Mothers and fathers can be wrong and occasionally do wrong. After all, they are only people, and people are prone to error. All of us make mistakes on a continual basis—including our parents.

I believe most mature people understand their parents are not perfect beings, but in the case where children are victimized by PA which then morphs into the pathology of PAS, this is not present: victimized, abused, and brainwashed children are bred and psychologically groomed to believe the alienating parent is all good while the alienated parent is all bad which only leads to these children making disastrous choices and embracing far fetched beliefs on countless different levels.

Finally, the process of “waking up” and breaking free from the psychological bonds cults have over the minds of their followers is not easy.
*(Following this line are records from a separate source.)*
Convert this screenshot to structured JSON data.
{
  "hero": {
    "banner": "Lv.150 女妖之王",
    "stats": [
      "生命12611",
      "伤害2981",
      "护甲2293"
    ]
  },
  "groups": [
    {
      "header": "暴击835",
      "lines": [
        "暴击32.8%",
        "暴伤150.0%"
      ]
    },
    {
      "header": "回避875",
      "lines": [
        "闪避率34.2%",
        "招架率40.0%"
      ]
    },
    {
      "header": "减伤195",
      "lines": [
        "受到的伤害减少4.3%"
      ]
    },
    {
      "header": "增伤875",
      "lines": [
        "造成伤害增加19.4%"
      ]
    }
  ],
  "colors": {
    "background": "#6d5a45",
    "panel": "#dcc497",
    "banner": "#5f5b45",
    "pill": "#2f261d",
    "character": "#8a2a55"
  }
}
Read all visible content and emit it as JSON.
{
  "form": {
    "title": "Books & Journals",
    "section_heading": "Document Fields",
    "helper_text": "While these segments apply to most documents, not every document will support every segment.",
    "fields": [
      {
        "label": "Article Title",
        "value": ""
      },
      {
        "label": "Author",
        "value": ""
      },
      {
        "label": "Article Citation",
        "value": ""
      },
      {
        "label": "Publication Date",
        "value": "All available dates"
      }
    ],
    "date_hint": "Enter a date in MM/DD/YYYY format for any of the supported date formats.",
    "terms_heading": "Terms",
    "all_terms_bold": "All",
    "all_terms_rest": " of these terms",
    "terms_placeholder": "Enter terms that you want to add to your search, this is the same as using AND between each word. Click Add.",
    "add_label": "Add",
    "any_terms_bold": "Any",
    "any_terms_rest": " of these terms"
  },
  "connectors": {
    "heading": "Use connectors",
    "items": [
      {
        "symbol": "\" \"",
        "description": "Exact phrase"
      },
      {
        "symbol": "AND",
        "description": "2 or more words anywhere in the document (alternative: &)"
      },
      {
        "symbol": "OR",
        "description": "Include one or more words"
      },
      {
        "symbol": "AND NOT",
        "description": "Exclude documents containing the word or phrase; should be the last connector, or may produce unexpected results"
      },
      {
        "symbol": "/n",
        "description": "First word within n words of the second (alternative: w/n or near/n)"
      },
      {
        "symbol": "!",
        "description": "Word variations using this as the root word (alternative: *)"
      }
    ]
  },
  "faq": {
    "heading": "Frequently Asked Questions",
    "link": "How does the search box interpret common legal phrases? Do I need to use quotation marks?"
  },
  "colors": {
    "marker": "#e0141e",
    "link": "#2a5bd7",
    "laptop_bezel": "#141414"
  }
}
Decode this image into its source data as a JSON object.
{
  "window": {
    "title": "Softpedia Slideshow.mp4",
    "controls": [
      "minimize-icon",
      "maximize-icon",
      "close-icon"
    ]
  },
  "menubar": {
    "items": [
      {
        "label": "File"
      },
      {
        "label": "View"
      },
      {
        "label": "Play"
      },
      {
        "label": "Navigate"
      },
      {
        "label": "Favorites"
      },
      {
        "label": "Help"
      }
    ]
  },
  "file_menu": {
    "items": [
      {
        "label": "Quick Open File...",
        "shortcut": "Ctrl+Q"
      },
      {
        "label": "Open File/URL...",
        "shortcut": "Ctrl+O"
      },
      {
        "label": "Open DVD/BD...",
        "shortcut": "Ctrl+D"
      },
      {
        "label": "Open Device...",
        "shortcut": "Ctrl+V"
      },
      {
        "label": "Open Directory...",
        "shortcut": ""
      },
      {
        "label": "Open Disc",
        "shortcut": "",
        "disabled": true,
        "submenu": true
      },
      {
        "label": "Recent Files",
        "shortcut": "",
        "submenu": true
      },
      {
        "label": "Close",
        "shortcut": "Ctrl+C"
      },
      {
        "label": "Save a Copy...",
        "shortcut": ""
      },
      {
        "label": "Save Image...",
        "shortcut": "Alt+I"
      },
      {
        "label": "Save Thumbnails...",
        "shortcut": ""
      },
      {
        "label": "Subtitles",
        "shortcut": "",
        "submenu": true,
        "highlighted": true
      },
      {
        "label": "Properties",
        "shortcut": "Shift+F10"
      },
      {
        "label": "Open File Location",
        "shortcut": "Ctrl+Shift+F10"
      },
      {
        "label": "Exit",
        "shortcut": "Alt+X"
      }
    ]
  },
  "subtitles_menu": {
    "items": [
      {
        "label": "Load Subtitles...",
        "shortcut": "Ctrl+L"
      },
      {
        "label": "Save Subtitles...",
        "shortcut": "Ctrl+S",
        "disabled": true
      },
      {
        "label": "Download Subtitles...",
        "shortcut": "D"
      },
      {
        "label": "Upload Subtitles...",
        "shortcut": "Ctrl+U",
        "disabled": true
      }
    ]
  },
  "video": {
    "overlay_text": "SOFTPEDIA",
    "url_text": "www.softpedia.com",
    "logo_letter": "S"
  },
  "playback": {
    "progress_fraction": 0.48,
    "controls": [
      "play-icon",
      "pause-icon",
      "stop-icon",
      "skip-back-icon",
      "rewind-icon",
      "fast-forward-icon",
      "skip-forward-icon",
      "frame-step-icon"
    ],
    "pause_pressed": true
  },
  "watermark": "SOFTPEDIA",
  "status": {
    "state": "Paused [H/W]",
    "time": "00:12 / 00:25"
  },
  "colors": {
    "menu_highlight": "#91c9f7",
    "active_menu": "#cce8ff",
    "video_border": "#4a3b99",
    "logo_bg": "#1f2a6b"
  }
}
In fact, countless numbers of cult followers never wake up and remain fervent, lifetime members, remaining slaves to the leader or leadership of the organization.

Tragically, entire generations, one following the other in slavish obedience, can be lost to these cults, with each successive generation never questioning the oftentimes nonsensical claims so many cults make. (I’m thinking of the absurd and patently ridiculous claims made by the World Mission Society Church of God who, as mentioned above, believe that a tiny South Korean woman is literally “God the Mother.” This claim is also believed by Catholics who believe the “Virgin Mary” to be the “Mother of God.”)

For children affected by PAS/PA, many never step out from underneath the dark cloud of undue influence cast by their pathologically damaged alienating parent and “see the light” of how abused they are. This is perhaps the saddest aspect of this pathology because these children will never receive the healing they desperately need in order to lead productive and fulfilling lives unless and until they step out from their darkened prison cell and understand how expertly they have been brainwashed and deceived.